Esa zona de confort que está entre la desgracia y el júbilo es grata para vivir. Es cómoda, básica; es la marca blanca de nuestra vida. Supone pocos riesgos y ningún sobresalto. La crisis lo puede todo. Es omnipresente, omnívora, omnipotente… Nos gobierna, nos dice qué buscar, qué soñar, qué comer. Nos restringe el entusiasmo y los credos. Nos anula las ilusiones y nos aniquila el alma. A muchos les ha llevado a lodo pero… si con nosotros aún no lo ha hecho del todo, no tentemos la suerte… no alcemos la voz y no nos metamos en aventuras nuevas ni creamos que podemos… ser distintos y salir de ella airosos.

Así de fácil y doloroso al mismo tiempo.¡Qué gran excusa la crisis para permanecer aletargados! Sería cómoda esta crisis sino fuera porque en el fondo, nuestro yo más libre no se rinde. No quiere callar y asentir ante todo. Se rebela. Le salen sarpullidos con pensar en quedarse quieto esperando a ser devorado por la sustancia gris que lo envuelve todo y adormece el ánimo. Se vuelve loco por gritar y derrochar ilusión y risa, mucha risa oculta en una cara agria y cansada. Piensa que puede, que debe, que sabe cómo cambiarlo todo. Está convencido de que puede sumar con muchos otros yos libres para no temer a la risa y devorar la vida con ganas. Muchos yos con ganas de jugársela pueden acabar con el asco colectivo y cambiarlo todo, pueden reescribir la historia…

Mi yo libre oye que el 2012 va a ser peor y piensa cómo buscar la forma de cambiarlo, de no sucumbir al pánico, de decir no.

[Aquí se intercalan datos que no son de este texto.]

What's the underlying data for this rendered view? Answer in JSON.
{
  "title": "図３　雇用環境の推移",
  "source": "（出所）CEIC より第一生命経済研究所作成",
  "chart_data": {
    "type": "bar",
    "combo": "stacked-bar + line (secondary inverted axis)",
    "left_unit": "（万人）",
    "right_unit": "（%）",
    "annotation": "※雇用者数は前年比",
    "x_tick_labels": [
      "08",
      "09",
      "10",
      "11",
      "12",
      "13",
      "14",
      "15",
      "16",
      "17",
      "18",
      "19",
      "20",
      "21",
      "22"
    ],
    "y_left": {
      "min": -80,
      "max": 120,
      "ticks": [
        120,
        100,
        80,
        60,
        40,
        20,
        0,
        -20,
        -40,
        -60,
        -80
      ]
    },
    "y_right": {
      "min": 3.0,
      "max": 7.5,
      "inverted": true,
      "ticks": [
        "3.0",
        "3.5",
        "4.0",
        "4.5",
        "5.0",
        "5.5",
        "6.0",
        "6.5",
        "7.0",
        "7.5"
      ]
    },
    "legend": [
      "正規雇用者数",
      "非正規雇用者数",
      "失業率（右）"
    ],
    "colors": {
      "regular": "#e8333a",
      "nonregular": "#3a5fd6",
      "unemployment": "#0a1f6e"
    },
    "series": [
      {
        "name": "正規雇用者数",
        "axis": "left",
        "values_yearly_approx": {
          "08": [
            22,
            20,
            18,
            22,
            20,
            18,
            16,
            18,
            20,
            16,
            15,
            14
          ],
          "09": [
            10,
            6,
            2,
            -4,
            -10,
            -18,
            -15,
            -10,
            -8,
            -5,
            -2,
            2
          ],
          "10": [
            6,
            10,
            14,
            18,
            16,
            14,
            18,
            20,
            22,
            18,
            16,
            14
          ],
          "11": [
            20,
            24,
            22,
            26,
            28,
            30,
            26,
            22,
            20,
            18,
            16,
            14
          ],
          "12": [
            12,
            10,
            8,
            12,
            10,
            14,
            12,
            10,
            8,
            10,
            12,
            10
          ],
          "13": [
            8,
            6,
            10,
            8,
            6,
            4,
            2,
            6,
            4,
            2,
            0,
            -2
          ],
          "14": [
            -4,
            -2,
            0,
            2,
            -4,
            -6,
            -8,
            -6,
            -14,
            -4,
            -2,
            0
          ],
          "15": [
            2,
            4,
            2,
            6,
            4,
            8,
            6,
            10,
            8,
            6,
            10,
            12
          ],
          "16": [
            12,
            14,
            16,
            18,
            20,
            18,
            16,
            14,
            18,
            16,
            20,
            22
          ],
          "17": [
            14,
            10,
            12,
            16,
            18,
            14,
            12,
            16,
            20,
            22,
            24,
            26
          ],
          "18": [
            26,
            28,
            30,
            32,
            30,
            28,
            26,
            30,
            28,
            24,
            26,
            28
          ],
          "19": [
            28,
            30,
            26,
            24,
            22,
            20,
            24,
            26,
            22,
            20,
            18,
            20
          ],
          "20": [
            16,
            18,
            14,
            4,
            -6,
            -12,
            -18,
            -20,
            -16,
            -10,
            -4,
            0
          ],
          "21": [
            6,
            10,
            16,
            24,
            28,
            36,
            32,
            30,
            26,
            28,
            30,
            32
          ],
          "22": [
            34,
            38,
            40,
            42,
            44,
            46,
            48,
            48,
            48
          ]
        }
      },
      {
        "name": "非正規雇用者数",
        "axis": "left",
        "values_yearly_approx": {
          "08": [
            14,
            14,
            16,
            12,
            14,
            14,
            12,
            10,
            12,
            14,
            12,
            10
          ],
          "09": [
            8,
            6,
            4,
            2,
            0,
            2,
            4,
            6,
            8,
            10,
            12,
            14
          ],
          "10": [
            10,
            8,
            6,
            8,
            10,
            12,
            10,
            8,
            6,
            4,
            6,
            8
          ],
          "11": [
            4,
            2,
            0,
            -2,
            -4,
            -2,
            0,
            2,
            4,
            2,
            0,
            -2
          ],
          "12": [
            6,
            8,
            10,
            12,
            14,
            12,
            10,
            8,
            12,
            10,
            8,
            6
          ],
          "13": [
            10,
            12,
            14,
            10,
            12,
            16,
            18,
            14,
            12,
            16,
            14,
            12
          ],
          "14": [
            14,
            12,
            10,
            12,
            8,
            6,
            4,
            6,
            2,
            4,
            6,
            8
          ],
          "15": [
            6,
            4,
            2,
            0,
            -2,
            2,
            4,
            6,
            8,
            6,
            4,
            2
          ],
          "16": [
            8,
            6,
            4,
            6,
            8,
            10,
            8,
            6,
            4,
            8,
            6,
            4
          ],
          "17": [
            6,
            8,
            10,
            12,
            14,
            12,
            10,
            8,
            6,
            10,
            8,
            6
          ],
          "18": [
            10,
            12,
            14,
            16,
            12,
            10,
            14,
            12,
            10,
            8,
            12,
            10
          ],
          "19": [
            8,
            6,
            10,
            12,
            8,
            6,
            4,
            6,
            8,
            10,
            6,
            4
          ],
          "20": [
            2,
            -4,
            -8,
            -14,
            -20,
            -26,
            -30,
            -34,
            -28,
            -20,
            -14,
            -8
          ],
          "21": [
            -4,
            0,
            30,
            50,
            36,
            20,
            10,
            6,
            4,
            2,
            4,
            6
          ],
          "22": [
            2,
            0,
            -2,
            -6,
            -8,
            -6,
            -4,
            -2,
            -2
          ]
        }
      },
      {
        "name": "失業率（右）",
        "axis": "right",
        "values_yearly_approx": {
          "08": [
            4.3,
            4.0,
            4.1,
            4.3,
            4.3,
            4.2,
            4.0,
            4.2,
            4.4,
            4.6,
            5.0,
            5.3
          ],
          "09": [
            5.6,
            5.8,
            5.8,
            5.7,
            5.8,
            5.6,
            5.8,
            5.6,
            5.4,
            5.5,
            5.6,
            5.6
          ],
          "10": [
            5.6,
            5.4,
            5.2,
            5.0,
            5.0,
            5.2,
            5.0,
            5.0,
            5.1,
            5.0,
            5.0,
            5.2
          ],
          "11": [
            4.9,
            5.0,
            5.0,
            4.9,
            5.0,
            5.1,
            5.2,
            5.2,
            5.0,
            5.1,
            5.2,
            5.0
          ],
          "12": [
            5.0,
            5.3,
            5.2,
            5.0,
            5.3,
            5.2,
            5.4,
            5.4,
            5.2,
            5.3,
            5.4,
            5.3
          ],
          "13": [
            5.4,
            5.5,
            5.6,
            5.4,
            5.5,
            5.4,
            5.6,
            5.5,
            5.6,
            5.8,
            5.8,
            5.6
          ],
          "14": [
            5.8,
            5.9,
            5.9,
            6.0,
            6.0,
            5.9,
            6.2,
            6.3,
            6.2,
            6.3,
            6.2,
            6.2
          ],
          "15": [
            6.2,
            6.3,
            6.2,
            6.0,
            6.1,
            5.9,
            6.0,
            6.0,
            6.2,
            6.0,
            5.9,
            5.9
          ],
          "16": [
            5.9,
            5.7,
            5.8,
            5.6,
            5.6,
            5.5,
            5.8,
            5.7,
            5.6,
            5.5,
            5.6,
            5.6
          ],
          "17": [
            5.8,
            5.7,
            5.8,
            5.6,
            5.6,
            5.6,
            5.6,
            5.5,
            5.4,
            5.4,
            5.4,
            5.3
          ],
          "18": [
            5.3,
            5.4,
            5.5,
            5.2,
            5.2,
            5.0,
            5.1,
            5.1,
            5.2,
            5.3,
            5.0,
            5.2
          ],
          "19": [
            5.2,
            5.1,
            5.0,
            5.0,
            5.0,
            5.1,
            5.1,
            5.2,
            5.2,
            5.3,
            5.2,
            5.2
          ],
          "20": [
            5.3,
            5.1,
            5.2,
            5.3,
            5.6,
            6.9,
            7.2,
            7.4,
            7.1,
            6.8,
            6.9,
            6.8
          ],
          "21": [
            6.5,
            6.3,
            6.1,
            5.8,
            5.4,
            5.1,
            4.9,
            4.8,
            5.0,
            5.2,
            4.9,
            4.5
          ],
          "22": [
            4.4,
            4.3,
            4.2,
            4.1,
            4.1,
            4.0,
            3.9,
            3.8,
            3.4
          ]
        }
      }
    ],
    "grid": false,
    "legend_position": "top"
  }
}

Y no es ni inconsciente ni inmaduro, es un yo que sabe que hay que correr ciertos riesgos y vivir apurando, disfrutando de todo. Es el yo que ama desesperadamente y no teme equivocarse porque sabe que las grandes enseñanzas están a menudo ocultas tras grandes y pequeños errores. Es el yo que empieza las carreras por el placer de superarse sabiendo que no va a ganar. Y luego va y gana. No una medalla, una satisfacción. Es el yo que cree en si mismo.

Es el yo que cree que la felicidad es un estado anímico y que más allá de ella hay aún más si sabes reconocerla. Sí, es un lugar más complicado, donde se exigen más esfuerzos y compromiso pero la recompensa es mayor, siempre.

Un yo feliz de existir.

No nos podemos permitir vivir a medias. Devoremos la vida.